Currently only Windows path names are supported (meaning that Unix and MacOS style paths remain untested). MIF string quotes are removed. ROOTPATH, if specified, is the path that is prepended if STRING happens to be a relative path.

convert(VALUE_AND_OLDUNIT, NEWUNIT, SUPPRESSUNIT)

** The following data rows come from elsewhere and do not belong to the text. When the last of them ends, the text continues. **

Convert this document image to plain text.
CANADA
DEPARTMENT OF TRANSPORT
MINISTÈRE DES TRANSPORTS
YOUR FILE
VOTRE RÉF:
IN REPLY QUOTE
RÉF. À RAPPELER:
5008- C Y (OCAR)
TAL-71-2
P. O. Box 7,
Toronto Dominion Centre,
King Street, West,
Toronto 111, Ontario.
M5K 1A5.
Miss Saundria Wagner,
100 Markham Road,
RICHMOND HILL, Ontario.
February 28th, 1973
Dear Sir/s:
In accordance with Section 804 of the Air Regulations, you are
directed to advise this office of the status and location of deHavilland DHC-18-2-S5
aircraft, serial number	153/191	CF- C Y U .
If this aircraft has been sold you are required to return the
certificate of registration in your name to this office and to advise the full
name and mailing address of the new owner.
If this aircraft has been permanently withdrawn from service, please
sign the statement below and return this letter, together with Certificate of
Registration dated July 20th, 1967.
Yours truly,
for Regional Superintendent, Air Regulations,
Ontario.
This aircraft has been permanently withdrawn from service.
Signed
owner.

Converts a value in one unit of measurement into another. If you leave out the unit of measurement it defaults to FrameMaker::MifTree->default_unit (not to the MIF document's default unit of measurement!). Other measurements are:

  {
    pt         => 1 / 72,
    point      => 1 / 72,
    "          => 1,
    in         => 1,
    mm         => 1 / 25.4,
    millimeter => 1 / 25.4,
    cm         => 1 / 2.54,
    centimeter => 1 / 2.54,
    pc         => 1 / 6,
    pica       => 1 / 6,
    dd         => 0.01483,
    didot      => 0.01483,
    cc         => 12 * 0.01483,
    cicero     => 12 * 0.01483
  }

The optional argument SUPPRESSUNIT determines if the unit of measurement needs to be written in the result. Note that you won't get a unit of measurement included in your result when you leave out NEWUNIT and specify FrameMaker::MifTree->default_unit to be the empty string, even if you set SUPPRESSUNIT to be false. In that case the returned value is in points. So

  FrameMaker::MifTree->default_unit('');
  print convert('12.0 didot');            # prints the value in points: 12.8131
  FrameMaker::MifTree->default_unit('mm');
  print convert('12.0 didot', 'pt', 1);   # also prints 12.8131
  FrameMaker::MifTree->default_unit('pt');
  print convert('12.0 didot', '', 1);     # also prints 12.8131

All values are rounded to 4 decimals.

SEE ALSO

  • Adobe's MIF_Reference.pdf, included in FrameMaker's online documentation.

  • http://www.miffy.com, as this module was formerly called Miffy.pm

AUTHOR

Roel van der Steen, roel-perl@st2x.net

COPYRIGHT AND LICENSE

Copyright 2004 by ITP and Roel van der Steen

This program is free software; you can redistribute it and/or modify it under the same terms as Perl itself.